Re: icons for languages



Hi Roozbeh,

Roozbeh Pournader wrote:
On Tue, 2005-09-13 at 14:58 +0200, Gudmund Areskoug wrote:

How about a tiny map, indicating the region where that language is traditionally spoken, with the language name in its own script(s)?

Region maps are also controversial, specially when the language has no nation behind it. Kurdish is most famous example. You can't draw a non- controversial map of Greater Kurdistan with going head to head with Arabs, Turks, Azerbaijanis, and Persians.

I know, that's why I indicated "region", not "country". No matter what one thinks of e. g.
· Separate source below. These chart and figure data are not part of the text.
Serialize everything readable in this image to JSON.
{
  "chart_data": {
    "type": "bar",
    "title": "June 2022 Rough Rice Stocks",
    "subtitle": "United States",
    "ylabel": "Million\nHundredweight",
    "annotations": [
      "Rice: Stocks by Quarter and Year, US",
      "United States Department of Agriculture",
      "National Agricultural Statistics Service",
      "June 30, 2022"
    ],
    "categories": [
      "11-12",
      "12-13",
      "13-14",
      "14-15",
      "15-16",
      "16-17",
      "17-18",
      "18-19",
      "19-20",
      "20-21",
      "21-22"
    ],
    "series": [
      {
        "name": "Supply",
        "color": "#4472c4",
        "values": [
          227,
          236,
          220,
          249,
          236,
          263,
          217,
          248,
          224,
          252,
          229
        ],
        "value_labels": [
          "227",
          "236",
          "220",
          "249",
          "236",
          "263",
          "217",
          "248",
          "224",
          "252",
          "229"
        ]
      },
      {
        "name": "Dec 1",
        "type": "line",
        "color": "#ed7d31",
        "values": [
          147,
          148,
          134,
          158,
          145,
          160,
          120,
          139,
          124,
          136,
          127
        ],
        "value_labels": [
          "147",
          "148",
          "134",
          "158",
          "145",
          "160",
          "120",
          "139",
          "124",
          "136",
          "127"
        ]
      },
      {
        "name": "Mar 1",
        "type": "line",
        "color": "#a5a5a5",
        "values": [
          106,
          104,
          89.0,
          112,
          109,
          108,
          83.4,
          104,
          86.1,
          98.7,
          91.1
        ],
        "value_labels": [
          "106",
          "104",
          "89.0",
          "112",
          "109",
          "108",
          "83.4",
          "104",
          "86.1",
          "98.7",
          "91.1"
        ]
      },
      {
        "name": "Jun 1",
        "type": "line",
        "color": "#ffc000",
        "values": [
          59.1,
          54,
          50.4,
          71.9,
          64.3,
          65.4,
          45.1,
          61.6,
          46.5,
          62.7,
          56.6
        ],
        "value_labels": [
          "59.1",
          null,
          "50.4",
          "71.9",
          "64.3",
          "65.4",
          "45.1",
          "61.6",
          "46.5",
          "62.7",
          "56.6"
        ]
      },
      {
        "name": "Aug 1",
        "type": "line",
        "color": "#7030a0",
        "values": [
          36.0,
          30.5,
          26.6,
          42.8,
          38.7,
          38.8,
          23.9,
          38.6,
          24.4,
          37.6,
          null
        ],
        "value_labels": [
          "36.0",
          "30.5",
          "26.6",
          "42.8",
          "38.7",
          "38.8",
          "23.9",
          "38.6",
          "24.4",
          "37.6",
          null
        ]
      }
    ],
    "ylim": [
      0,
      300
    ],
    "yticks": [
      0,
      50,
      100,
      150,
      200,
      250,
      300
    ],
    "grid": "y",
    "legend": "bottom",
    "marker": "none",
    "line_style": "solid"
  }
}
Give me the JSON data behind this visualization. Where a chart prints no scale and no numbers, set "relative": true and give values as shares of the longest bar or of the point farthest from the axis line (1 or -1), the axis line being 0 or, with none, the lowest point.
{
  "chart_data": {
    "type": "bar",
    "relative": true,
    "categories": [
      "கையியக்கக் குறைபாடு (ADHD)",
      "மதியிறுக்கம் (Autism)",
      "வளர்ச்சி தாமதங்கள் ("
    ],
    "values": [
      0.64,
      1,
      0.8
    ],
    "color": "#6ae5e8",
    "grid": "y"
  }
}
Greater Kurdistan, it's hard to dispute there's currently a substantial group of people living and speaking Kurdish in a given geographic location.


As I said in my reply to Tor, perhaps make "is traditionally spoken" "is still traditionally spoken" or "is currently regularly spoken", or even "is currently expected to be spoken".

If we mix history into it, we'll have a true quagmire...

You can't simply add all the countries that have native speakers either.
Country maps are also very controversial (Taiwan, Nagorno-Karabakh,
Kashmir, Transnistria, South Ossetia, etc. come to mind).

(BTW, the number of speakers is also a very controversial issue, but
that is in GNOME release notes anyway. Not that I have not objected a
few times.)

IMHO, managing to communicate might perhaps be more important than managing not to step on *anybody*'s toes.

Well, we should see how important those anybodys are. If we don't want to alienate them, we shouldn't.

Perhaps the "anybodys" should be challenged to come up with a better idea for communicating a language denotation graphically?


Perhaps sensitive groups could have a "hide offense" feature coupled to their own locale setting? ;)

Or make linking an icon - any icon the actual user wants - optional?